Deutschlands Literaturpapst Marcel Reich-Ranicki feiert seinen 90. Geburtstag. Hellmuth Karasek würdigt seinen langjährigen Weggefährten.

Hamburg. Anfang der Siebzigerjahre war ich Dozent an der Summer School in Middlebury, im schönen Vermont, in einer traumhaften Landschaftskulisse. Man zeigte mir einen Panoramablick, auf den man stolz war. Rechts ergoss sich aus den Vermonter Bergen ein Wasserfall in einen See, links öffnete sich das Tal neben den Bergen, die im Winter ein bekanntes Ostküsten-Skigebiet waren. Ich war sehr beeindruckt, als mir die Professoren, die mich herumgeführt hatten, erzählten, dass im Jahr zuvor Marcel Reich-Ranicki den gleichen Blick genossen habe. Und dann sagten sie, er habe sich umgesehen, beifällig genickt, dann kurz das Gesicht verzogen und gesagt: "Ich hätte den Wasserfall auf die linke Seite verlegt." Sie kommentierten das mit einem feinen Lächeln: Nicht einmal die Schöpfung sei vor dem gestrengen Kritikerblick Marcel Reich-Ranickis sicher gewesen.

Ich habe ihn später auf diese bereits ein Jahr später zur Legende gewordene Episode angesprochen. Er sah mich leicht missmutig an, lächelte dann und sagte: "Nun ja, ich wollte meine Rührung verbergen und nicht in das Pathos der Lokalpatrioten fallen." Es ist eine Geschichte, die den Kritiker Reich-Ranicki gut kennzeichnet. MRR ist auch in dieser Hinsicht ein Nachfolger Alfred Kerrs, den er immer schon liebte und bewunderte. Und von Kerr hat er wohl auch den ganzen Kritiker-Stolz übernommen, der den großen Berliner Theaterkritiker einmal nach der Uraufführung von einem schwächlichen Theaterstück schreiben und sagen ließ, das vergängliche Werk sei nur dazu aufgeführt worden, ihn zu einer unvergänglichen Kritik anzuspornen.

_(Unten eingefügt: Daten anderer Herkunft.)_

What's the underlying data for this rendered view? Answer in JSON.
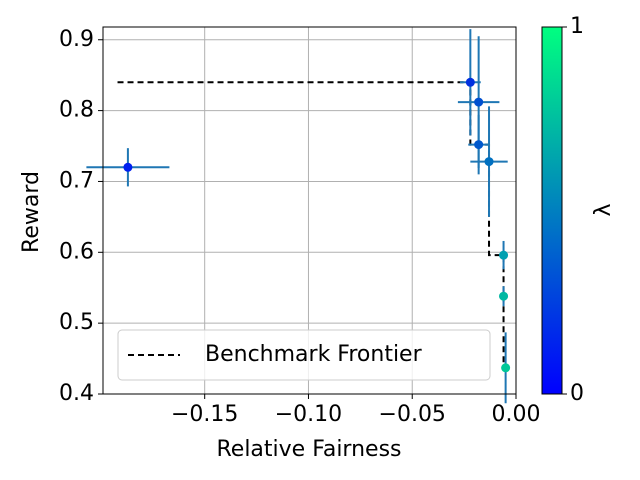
{
  "chart_data": {
    "type": "scatter",
    "xlabel": "Relative Fairness",
    "ylabel": "Reward",
    "xlim": [
      -0.199,
      0.0
    ],
    "ylim": [
      0.4,
      0.918
    ],
    "xticks": [
      {
        "value": -0.15,
        "label": "−0.15"
      },
      {
        "value": -0.1,
        "label": "−0.10"
      },
      {
        "value": -0.05,
        "label": "−0.05"
      },
      {
        "value": 0.0,
        "label": "0.00"
      }
    ],
    "yticks": [
      0.4,
      0.5,
      0.6,
      0.7,
      0.8,
      0.9
    ],
    "grid": true,
    "legend": "lower left",
    "points": {
      "x": [
        -0.187,
        -0.022,
        -0.018,
        -0.018,
        -0.013,
        -0.006,
        -0.006,
        -0.005
      ],
      "y": [
        0.72,
        0.84,
        0.812,
        0.752,
        0.728,
        0.596,
        0.538,
        0.437
      ],
      "xerr": [
        0.02,
        0.005,
        0.01,
        0.005,
        0.009,
        0.002,
        0.002,
        0.002
      ],
      "yerr": [
        0.027,
        0.075,
        0.093,
        0.042,
        0.078,
        0.02,
        0.014,
        0.05
      ],
      "colors": [
        "#0020f0",
        "#0030e0",
        "#0050d0",
        "#0058cc",
        "#0070c0",
        "#00a0b0",
        "#00b8a2",
        "#00c898"
      ],
      "error_color": "#1f77b4"
    },
    "series": [
      {
        "name": "Benchmark Frontier",
        "type": "line",
        "style": "dashed",
        "color": "#000000",
        "x": [
          -0.192,
          -0.022,
          -0.022,
          -0.013,
          -0.013,
          -0.006,
          -0.006
        ],
        "y": [
          0.84,
          0.84,
          0.752,
          0.752,
          0.596,
          0.596,
          0.437
        ]
      }
    ],
    "colorbar": {
      "label": "λ",
      "lim": [
        0,
        1
      ],
      "ticks": [
        0,
        1
      ],
      "colormap": [
        "#0000ff",
        "#00ff80"
      ]
    }
  }
}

Reich sagt es vielleicht bescheidener, meint es aber von Zeit zu Zeit ebenso, wie sein berühmt-berüchtigter Kritikenband "Lauter Verrisse" bezeugt. Er befindet sich da in einer guten Genealogie, denn der erste große Kritiker Deutschlands, Lessing, schrieb ja sein größtes Werk "Nathan der Weise", mitsamt der großartigen Ringparabel von dem edlen toleranten Wettstreit der drei monotheistischen Religionen, nur zu dem Beruf, um sich mit seinem Gegner, dem Hauptpastor Goeze, jenseits der akademischen Disputation auseinanderzusetzen, indem er das Katheder mit der Schaubühne vertauschte. Und Lessings bekanntester Verriss, der Anfang seiner Gottsched-Polemik, korrespondiert geradezu nicht mit der Selbstherrlichkeit und auch nicht der Selbstgerechtigkeit, sondern dem stolzen Selbstbewusstsein des Kritikers Reich-Ranicki: "Niemand (...) wird leugnen, dass die Deutsche Schaubühne einen großen Teil ihrer ersten Verbesserung dem Herrn Professor Gottsched zu danken habe. Ich bin dieser Niemand, ich leugne es gerade zu. Es wäre zu wünschen, dass sich Herr Gottsched niemals mit dem Theater vermengt hätte. Seine vermeintlichen Verbesserungen betreffen entweder entbehrliche Kleinigkeiten oder sind wahre Verschlimmerungen."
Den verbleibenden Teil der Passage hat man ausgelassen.